Whitney Holland, president of the American Federation of Teachers in New Mexico, said on Wednesday that the teacher staffing shortage was a “nationwide crisis.”
“I think ‘dire’ is an appropriate word,” Ms. Holland said, adding that she supported Governor Lujan Grisham’s initiative to keep schools open for students.
“As long as there’s a positive adult that they can build connections with — whether it’s a National Guard member or a state employee or a substitute — and we’re keeping our schools open, that’s our top priority,” she said.
In Oklahoma, Gov.

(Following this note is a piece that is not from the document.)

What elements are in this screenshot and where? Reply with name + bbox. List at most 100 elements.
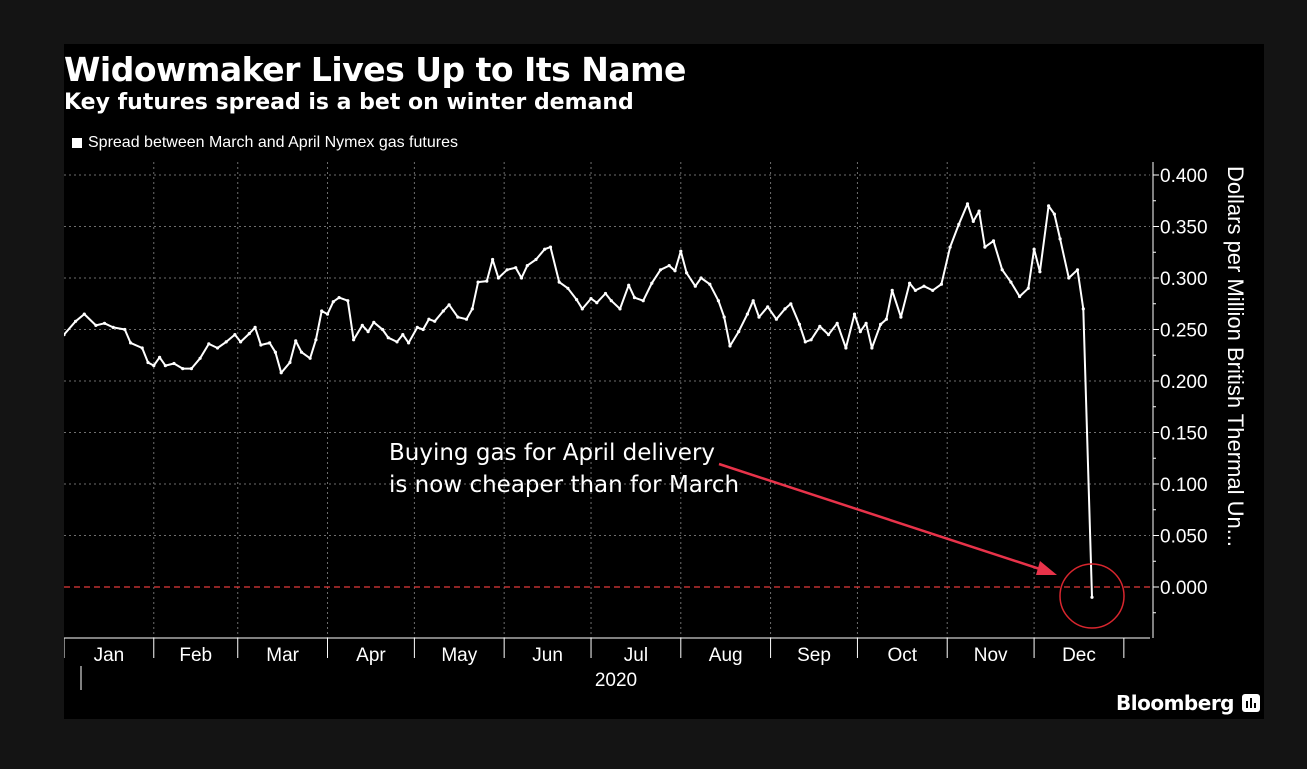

Kevin Stitt issued an executive order on Tuesday which allows state agencies to let their workers serve as substitute teachers without affecting their regular job, pay or benefits.

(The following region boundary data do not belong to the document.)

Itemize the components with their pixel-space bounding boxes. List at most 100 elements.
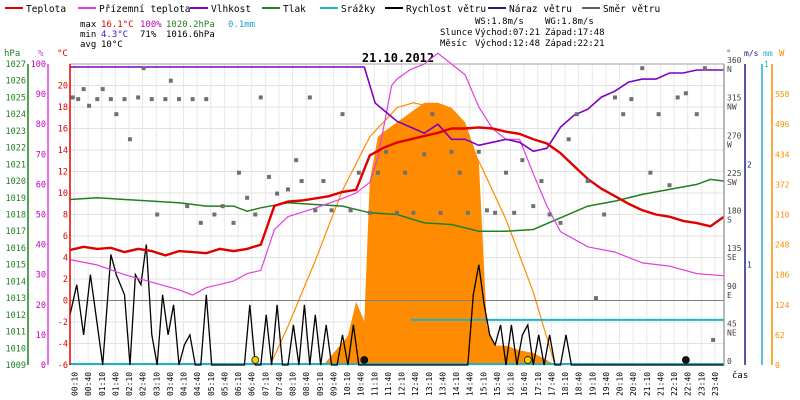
wind-direction-point [493,210,498,215]
wind-direction-point [367,210,372,215]
tick-label-time: 00:40 [84,372,93,396]
stats-sunset: Západ:17:48 [545,28,605,38]
tick-label-direction-compass: W [727,140,732,149]
tick-label-temperature: -6 [58,361,68,371]
wind-direction-point [155,212,160,217]
wind-direction-point [258,95,263,100]
series-solar-theoretical [269,102,556,366]
stats-wind-gust: WG:1.8m/s [545,17,594,27]
wind-direction-point [593,296,598,301]
tick-label-solar: 62 [775,331,785,340]
tick-label-solar: 248 [775,241,790,250]
tick-label-pressure: 1015 [6,261,26,271]
tick-label-time: 22:10 [670,372,679,396]
tick-label-time: 21:10 [643,372,652,396]
tick-label-temperature: 8 [63,211,68,221]
tick-label-time: 16:10 [507,372,516,396]
wind-direction-point [307,95,312,100]
tick-label-time: 12:40 [411,372,420,396]
tick-label-pressure: 1027 [6,60,26,70]
wind-direction-point [449,149,454,154]
wind-direction-point [422,152,427,157]
tick-label-pressure: 1019 [6,194,26,204]
stats-pressure: 1020.2hPa [166,20,215,30]
legend-label: Tlak [283,4,306,15]
tick-label-solar: 372 [775,180,790,189]
tick-label-time: 11:10 [370,372,379,396]
tick-label-time: 02:10 [125,372,134,396]
wind-direction-point [585,179,590,184]
wind-direction-point [621,112,626,117]
wind-direction-point [656,112,661,117]
wind-direction-point [220,204,225,209]
tick-label-time: 04:40 [193,372,202,396]
axis-pressure-unit: hPa [4,49,20,59]
tick-label-humidity: 40 [36,241,46,251]
tick-label-pressure: 1023 [6,127,26,137]
tick-label-direction-compass: SW [727,178,737,187]
tick-label-solar: 186 [775,271,790,280]
tick-label-direction: 45 [727,319,737,328]
wind-direction-point [313,208,318,213]
tick-label-pressure: 1021 [6,160,26,170]
tick-label-humidity: 50 [36,211,46,221]
wind-direction-point [95,97,100,102]
stats-temperature: 16.1°C [101,20,134,30]
legend-item: Teplota [5,4,66,15]
tick-label-pressure: 1012 [6,311,26,321]
stats-temperature: 10°C [101,40,123,50]
tick-label-temperature: -4 [58,340,68,350]
legend-label: Vlhkost [211,4,251,15]
wind-direction-point [375,170,380,175]
wind-direction-point [702,66,707,71]
tick-label-time: 22:40 [684,372,693,396]
wind-direction-point [629,97,634,102]
wind-direction-point [694,112,699,117]
tick-label-time: 01:40 [111,372,120,396]
stats-block: max 16.1°C 100% 1020.2hPa 0.1mm min 4.3°C 71% 10… [80,17,605,50]
wind-direction-point [204,97,209,102]
tick-label-pressure: 1016 [6,244,26,254]
legend-label: Přízemní teplota [99,4,191,15]
tick-label-time: 13:40 [438,372,447,396]
axis-time-label: čas [732,370,748,381]
tick-label-humidity: 100 [31,60,46,70]
tick-label-time: 04:10 [180,372,189,396]
stats-row: min 4.3°C 71% 1016.6hPa [80,30,215,40]
tick-label-pressure: 1014 [6,277,26,287]
wind-direction-point [163,97,168,102]
legend-item: Náraz větru [488,4,572,15]
wind-direction-point [136,95,141,100]
wind-direction-point [520,158,525,163]
tick-label-time: 03:10 [152,372,161,396]
wind-direction-point [168,78,173,83]
tick-label-solar: 310 [775,211,790,220]
tick-label-time: 08:40 [302,372,311,396]
tick-label-pressure: 1010 [6,344,26,354]
tick-label-temperature: 2 [63,275,68,285]
wind-direction-point [574,112,579,117]
wind-direction-point [430,112,435,117]
wind-direction-point [484,208,489,213]
tick-label-temperature: 20 [58,82,68,92]
wind-direction-point [114,112,119,117]
tick-label-direction-compass: SE [727,253,737,262]
tick-label-humidity: 30 [36,271,46,281]
wind-direction-point [566,137,571,142]
legend-item: Tlak [262,4,306,15]
wind-direction-point [667,183,672,188]
tick-label-direction: 90 [727,282,737,291]
tick-label-humidity: 0 [41,361,46,371]
stats-sun-label: Slunce [440,28,473,38]
wind-direction-point [648,170,653,175]
tick-label-humidity: 10 [36,331,46,341]
wind-direction-point [245,195,250,200]
series-ground-temperature [69,52,725,296]
wind-direction-point [87,103,92,108]
wind-direction-point [438,210,443,215]
tick-label-pressure: 1011 [6,328,26,338]
tick-label-time: 12:10 [398,372,407,396]
tick-label-time: 13:10 [425,372,434,396]
wind-direction-point [299,179,304,184]
tick-label-solar: 0 [775,361,780,370]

“I’ve said from the beginning that our students deserve an in-person education and our schools need to stay open,” Governor Stitt said. “The state has a responsibility to do what we can to help make that happen.”
In California, Gov. Gavin Newsom signed an executive order last week that loosened rules for substitute teachers, citing the Omicron surge. Set to run through March, the order speeds up hiring for qualified short-term substitutes, lets current substitutes have their assignments extended, and makes it easier for retired teachers to return.
Teachers are not the only school employees in short supply. Last year in Massachusetts, Gov. Charlie Baker activated the National Guard to help with a shortage in bus drivers. And in North Carolina, legislators gave districts federal funding to cover signing bonuses to help ease a shortage of cafeteria workers.